Lomé : les médiateurs régionaux au chevet de la crise en RDC
La capitale togolaise a été le théâtre, les 7 et 8 juin 2026, d’une rencontre d’importance capitale dédiée à la situation complexe dans l’est de la République démocratique du Congo (RDC). Autour de la table, des émissaires des principales entités régionales œuvrant à la médiation : la Communauté de développement de l’Afrique australe (SADC), la Communauté de l’Afrique de l’Est (EAC) et la Conférence internationale sur la région des Grands Lacs (CIRGL). Ils ont été rejoints par des représentants de l’Union africaine (UA) et de l’Organisation des Nations unies (ONU). L’objectif clair de cette réunion était d’évaluer la cohérence des démarches diplomatiques entreprises et de mesurer le chemin restant à parcourir pour parvenir à un accord durable entre les parties belligérantes.
Lomé, carrefour d’une médiation fragmentée
Le choix du Togo comme lieu de rassemblement n’est pas anodin. Faure Gnassingbé, désigné facilitateur par l’Union africaine pour le dossier congolais, s’efforce depuis plusieurs mois de coordonner des initiatives parallèles qui, bien que nombreuses, n’ont pas toujours convergé. Les processus de Nairobi, sous l’égide de l’EAC, et de Luanda, mené par l’UA et longtemps incarné par le président angolais João Lourenço, ont progressé de manière désordonnée. La tentative de fusion de ces approches, entamée en 2024, n’a pas encore porté les fruits escomptés sur le terrain.

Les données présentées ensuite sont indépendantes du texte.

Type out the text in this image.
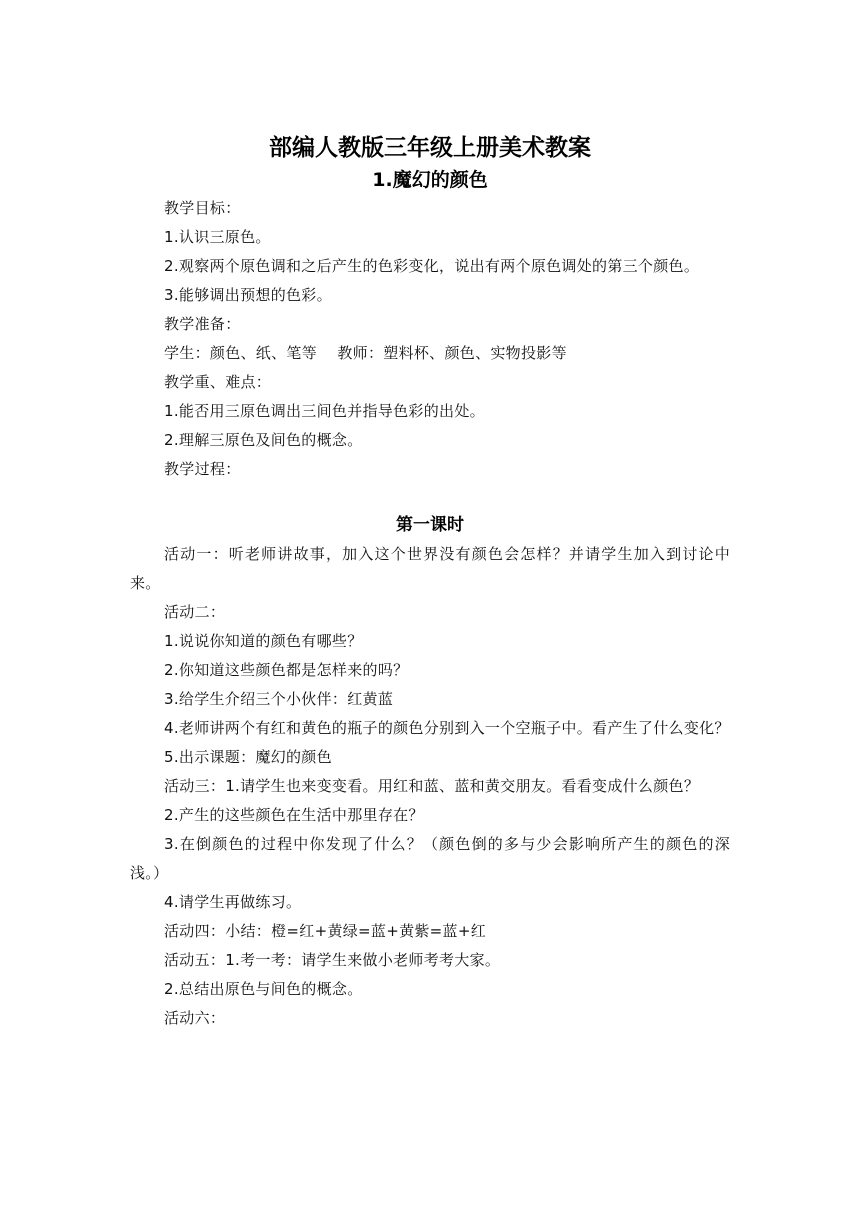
部编人教版三年级上册美术教案
1.魔幻的颜色

教学目标：

1.认识三原色。

2.观察两个原色调和之后产生的色彩变化，说出有两个原色调处的第三个颜色。

3.能够调出预想的色彩。

教学准备：

学生：颜色、纸、笔等　 教师：塑料杯、颜色、实物投影等

教学重、难点：

1.能否用三原色调出三间色并指导色彩的出处。

2.理解三原色及间色的概念。

教学过程：

第一课时

活动一：听老师讲故事，加入这个世界没有颜色会怎样？并请学生加入到讨论中来。

活动二：

1.说说你知道的颜色有哪些？

2.你知道这些颜色都是怎样来的吗？

3.给学生介绍三个小伙伴：红黄蓝

4.老师讲两个有红和黄色的瓶子的颜色分别到入一个空瓶子中。看产生了什么变化？

5.出示课题：魔幻的颜色

活动三：1.请学生也来变变看。用红和蓝、蓝和黄交朋友。看看变成什么颜色？

2.产生的这些颜色在生活中那里存在？

3.在倒颜色的过程中你发现了什么？（颜色倒的多与少会影响所产生的颜色的深浅。）

4.请学生再做练习。

活动四：小结：橙=红+黄绿=蓝+黄紫=蓝+红

活动五：1.考一考：请学生来做小老师考考大家。

2.总结出原色与间色的概念。

活动六：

Les diplomates présents à Lomé ont unanimement reconnu que le manque de coordination représente le point faible majeur de l’effort de paix. Plusieurs intervenants ont souligné l’impératif de rationaliser les canaux de dialogue afin d’empêcher les protagonistes de jouer sur les différentes médiations. Cette dispersion a, pendant longtemps, servi les intérêts des groupes armés, notamment le Mouvement du 23 mars (M23), dont les avancées militaires au Nord-Kivu et au Sud-Kivu ont profondément modifié le paysage sécuritaire de la région.
Un agenda tendu entre Kinshasa, Kigali et le M23
Les avancées diplomatiques discutées lors de cette rencontre togolaise restent modestes face à l’ampleur des attentes. Les pourparlers directs entre Kinshasa et le M23, longtemps refusés par les autorités congolaises, ont finalement débuté sous la pression combinée des médiateurs régionaux et des partenaires internationaux. En parallèle, la dimension bilatérale entre la RDC et le Rwanda, ce dernier étant accusé par l’ONU et plusieurs capitales occidentales de soutenir la rébellion, demeure l’aspect politique le plus épineux à résoudre.
Les médiateurs ont rappelé avec insistance que la concrétisation des engagements pris précédemment, notamment le retrait des forces étrangères du territoire congolais et le cantonnement des groupes armés, accuse un retard inquiétant. Le déploiement de la mission de la SADC en RDC (SAMIDRC), qui a subi de lourdes pertes humaines début 2025, a mis en lumière les limites des réponses militaires régionales face à un conflit dont les racines économiques, foncières et identitaires transcendent largement le cadre sécuritaire.
L’économie de guerre, un frein à la résolution de la crise
Au-delà des aspects politiques, les participants ont mis en exergue l’urgence de s’attaquer aux réseaux d’exploitation illicite des richesses minières du Kivu. Le coltan, l’étain, l’or et le tungstène alimentent une économie de guerre dont les ramifications s’étendent jusqu’aux chaînes d’approvisionnement mondiales. Plusieurs médiateurs plaident activement pour l’établissement d’un mécanisme régional de traçabilité, une condition jugée essentielle pour toute désescalade durable.
La réunion de Lomé n’a pas donné lieu à des annonces spectaculaires, mais elle a permis de réaffirmer la nécessité d’une approche globale et intégrée. Les prochaines étapes devraient impliquer de manière plus étroite les acteurs civils congolais, souvent tenus à l’écart de processus dominés par les chefs d’État et les chancelleries. La société civile du Nord-Kivu et du Sud-Kivu, ainsi que les autorités coutumières, sont désormais considérées comme des relais indispensables pour ancrer un éventuel accord dans la réalité des territoires affectés.
Il n’en demeure pas moins que les médiateurs ont quitté la capitale togolaise sans un calendrier précis pour la signature d’un accord global. Les semaines à venir détermineront si l’élan diplomatique impulsé à Lomé sera suffisant pour modifier la trajectoire d’un conflit qui, depuis plus de trois décennies, met à l’épreuve toutes les architectures de paix élaborées autour des Grands Lacs.